De l'autre côté de l'immensité de la ville, Ji Feng secoua la tête en le regardant depuis les remparts. Allongé sur lui, je ne pouvais m'empêcher de contempler la cité impériale, l'endroit que je connaissais le mieux au monde. J'y étais né et j'y avais grandi, toute ma famille y vivait. Mais à présent, tout ce qui s'offrait à moi me semblait si étranger. La lueur des feux vacillait sur les remparts intérieurs, d'innombrables flèches sifflaient vers le bas, leurs pointes reflétant la lumière des flammes. Des chars blindés s'écrasaient sans cesse contre les portes de la ville, hermétiquement closes, produisant des bruits sourds. Des gens tombaient des remparts, leurs cris résonnant à l'infini.

Je restai figée, le regard vide, une pensée absurde me traversant soudain l'esprit

: il vaudrait mieux que tout disparaisse, que tout soit détruit. Mais je savais que c'était impossible. Mon père et mon frère, l'un d'eux devrait enjamber le cadavre de l'autre, puis d'innombrables autres cadavres.

Une douce chaleur me parcourut l'arrière de la tête

; c'était la main de Ji Feng qui me pressait le visage, m'empêchant de regarder. Les ténèbres m'enveloppèrent et il murmura doucement à mon oreille. Malgré le carnage, sa voix était douce et il ne prononça que quelques mots.

"Ping An, allons-y."

Mais soudain, quelqu'un derrière lui cria d'une voix grave.

« Comment osez-vous ! Posez la princesse ! »

Le son n'était pas très fort, mais il parvint clairement à mes oreilles malgré les cris assourdissants de la bataille. Un frisson me parcourut l'échine et, lorsque je levai les yeux, je reconnus un visage familier.

C'était Lu Jian, le garde impérial qui avait accompagné l'empereur pendant de nombreuses années. Vêtu d'un uniforme sombre et ajusté, il commandait une douzaine d'hommes habillés de la même manière. Leurs bras étaient enchaînés de fer, dont les extrémités étaient reliées à des armes de fer acérées qui luisaient froidement dans la nuit noire.

Je sais ce que c'est. Mon frère aîné m'a un jour fièrement montré une photo de cette arme en fer. Elle était recouverte de barbes et, lorsqu'on la brandissait, elle arrachait de larges lambeaux de chair au contact du corps. Empoisonnée, elle était mortelle en un instant.

Ce sont tous des fidèles partisans de mon frère, et pourtant ils ne restent pas à ses côtés pour le protéger. Au lieu de cela, ils sont tous venus me chercher, moi, une princesse qui ne mérite plus qu'on parle d'elle. C'est absolument incompréhensible.

Perplexe, je voulais leur demander pourquoi, mais Ji Feng m'avait déjà plaquée au sol et poussée derrière lui. Il sortit un pistolet de derrière son dos, en frappa le sol avec la crosse et les regarda froidement.
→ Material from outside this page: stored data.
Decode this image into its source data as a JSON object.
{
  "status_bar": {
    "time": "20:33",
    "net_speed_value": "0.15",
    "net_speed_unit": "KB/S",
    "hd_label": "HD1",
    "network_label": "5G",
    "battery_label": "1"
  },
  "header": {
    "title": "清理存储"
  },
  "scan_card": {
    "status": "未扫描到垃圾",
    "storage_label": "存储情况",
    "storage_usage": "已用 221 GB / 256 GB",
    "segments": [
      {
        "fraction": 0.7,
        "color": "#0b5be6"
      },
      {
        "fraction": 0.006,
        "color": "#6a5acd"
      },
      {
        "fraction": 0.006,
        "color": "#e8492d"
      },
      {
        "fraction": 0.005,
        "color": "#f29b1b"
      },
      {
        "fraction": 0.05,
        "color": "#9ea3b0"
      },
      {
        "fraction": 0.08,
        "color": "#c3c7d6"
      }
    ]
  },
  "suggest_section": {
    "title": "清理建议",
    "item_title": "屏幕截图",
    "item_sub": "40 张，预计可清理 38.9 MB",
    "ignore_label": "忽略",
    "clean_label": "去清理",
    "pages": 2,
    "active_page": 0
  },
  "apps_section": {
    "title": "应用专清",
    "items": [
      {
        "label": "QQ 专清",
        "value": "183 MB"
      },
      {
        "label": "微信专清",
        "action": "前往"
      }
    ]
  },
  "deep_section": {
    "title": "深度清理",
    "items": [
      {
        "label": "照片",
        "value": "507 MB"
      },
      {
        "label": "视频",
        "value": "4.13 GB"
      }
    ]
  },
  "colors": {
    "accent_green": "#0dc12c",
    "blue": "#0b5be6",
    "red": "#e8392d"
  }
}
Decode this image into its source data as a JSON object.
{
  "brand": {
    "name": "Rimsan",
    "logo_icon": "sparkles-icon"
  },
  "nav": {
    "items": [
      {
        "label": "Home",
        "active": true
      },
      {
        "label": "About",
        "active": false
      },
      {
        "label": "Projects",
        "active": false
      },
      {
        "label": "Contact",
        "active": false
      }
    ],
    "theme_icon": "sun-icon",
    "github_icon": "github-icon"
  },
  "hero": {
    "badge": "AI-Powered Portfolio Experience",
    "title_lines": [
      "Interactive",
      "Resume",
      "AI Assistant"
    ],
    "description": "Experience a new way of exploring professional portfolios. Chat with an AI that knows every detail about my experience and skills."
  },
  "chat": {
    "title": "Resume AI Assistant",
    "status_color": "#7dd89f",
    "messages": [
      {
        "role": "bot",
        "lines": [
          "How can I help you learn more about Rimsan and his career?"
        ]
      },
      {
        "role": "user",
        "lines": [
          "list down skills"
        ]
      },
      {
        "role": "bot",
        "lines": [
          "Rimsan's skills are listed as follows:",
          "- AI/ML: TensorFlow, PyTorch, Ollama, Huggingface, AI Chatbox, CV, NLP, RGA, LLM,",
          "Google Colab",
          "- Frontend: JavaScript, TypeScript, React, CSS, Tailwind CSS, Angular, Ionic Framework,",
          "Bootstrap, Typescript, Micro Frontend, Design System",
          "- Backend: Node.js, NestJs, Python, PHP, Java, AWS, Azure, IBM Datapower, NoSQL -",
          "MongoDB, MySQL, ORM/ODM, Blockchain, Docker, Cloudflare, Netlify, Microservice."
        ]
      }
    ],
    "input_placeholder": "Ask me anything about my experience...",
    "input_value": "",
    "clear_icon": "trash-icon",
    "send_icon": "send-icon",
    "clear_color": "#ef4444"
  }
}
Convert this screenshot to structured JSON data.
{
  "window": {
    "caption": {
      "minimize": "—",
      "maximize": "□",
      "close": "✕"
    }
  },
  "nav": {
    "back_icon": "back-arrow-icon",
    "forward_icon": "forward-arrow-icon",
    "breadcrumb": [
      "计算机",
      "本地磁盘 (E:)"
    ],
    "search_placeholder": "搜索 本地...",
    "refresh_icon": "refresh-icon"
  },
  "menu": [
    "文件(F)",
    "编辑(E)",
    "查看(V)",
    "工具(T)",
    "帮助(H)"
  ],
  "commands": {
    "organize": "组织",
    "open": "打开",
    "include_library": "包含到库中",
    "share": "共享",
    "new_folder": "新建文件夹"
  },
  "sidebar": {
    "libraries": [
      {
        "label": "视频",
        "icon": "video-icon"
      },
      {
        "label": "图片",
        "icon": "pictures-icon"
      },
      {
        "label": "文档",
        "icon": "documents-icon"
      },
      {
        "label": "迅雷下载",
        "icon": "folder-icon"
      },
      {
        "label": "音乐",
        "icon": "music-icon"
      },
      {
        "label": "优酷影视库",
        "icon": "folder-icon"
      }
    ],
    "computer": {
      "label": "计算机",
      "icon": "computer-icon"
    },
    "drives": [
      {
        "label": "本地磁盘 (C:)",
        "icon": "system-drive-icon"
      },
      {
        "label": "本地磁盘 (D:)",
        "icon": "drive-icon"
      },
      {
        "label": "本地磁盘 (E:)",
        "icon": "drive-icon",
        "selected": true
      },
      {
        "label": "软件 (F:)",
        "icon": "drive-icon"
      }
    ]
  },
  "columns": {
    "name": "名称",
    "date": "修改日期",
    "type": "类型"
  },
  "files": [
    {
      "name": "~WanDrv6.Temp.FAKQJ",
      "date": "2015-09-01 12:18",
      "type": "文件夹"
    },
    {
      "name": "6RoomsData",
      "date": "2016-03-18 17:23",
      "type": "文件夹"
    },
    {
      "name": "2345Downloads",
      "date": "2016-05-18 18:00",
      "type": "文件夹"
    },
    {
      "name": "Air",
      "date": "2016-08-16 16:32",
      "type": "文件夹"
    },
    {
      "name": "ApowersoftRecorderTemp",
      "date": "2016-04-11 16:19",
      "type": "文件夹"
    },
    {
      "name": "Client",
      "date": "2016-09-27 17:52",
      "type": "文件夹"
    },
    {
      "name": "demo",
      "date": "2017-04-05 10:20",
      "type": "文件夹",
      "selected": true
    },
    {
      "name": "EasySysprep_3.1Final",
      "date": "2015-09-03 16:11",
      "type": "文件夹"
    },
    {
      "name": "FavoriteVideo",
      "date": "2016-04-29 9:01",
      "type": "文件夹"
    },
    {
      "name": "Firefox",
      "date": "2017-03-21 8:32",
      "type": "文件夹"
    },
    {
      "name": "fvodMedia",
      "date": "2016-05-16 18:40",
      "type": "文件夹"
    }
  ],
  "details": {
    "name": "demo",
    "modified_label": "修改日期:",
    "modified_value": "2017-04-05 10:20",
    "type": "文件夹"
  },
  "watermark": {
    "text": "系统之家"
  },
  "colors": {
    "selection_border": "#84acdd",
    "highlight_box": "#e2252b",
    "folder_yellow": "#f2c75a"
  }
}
Ji Feng se déplaça rapidement et avec assurance, ses doigts puissants. Je restai immobile, plaquée contre son dos, l'odeur du sang m'envahissant les narines, les joues humides. Soudain, je me souvins de cette ruelle, de son sang brûlant coulant sur mon visage, et des paroles de Cheng Ping dans cette maison, arguant que c'était lui qui avait tiré cette flèche qui m'avait transpercé la côte gauche de trois centimètres de profondeur…

Mon corps, qui venait de se réchauffer légèrement, se refroidit aussitôt. Lu Jian termina sa phrase et se tut. D'un geste de la main, les armes de fer fendirent l'air. La lance de Ji Feng, au lieu de s'élever, s'abattit et s'enfonça près du sol. La pointe siffla et vibra violemment. Les gardes qui formaient un cercle furent immédiatement terrassés. Les plus lents furent frappés par le souffle de la lance, tombèrent à terre, se tenant les chevilles et saignant abondamment.

Lu Jian réagit avec une rapidité fulgurante, faisant un bond en arrière et se retrouvant de justesse au bord des remparts. Après l'attaque de Ji Feng, il cessa de me poursuivre et resta planté devant moi, parlant d'une voix froide et dure, ne prononçant qu'une seule phrase.

«Elle ne retournera pas au palais pour le moment.»

« Où emmenez-vous la princesse ? Vous n'êtes qu'un simple serviteur ; savez-vous que faire sortir la princesse du palais sans permission est un crime capital ? »

Les paroles de Lu Jian n'étaient pas fausses, mais il était tout à fait ridicule de les prononcer devant la cité impériale en flammes.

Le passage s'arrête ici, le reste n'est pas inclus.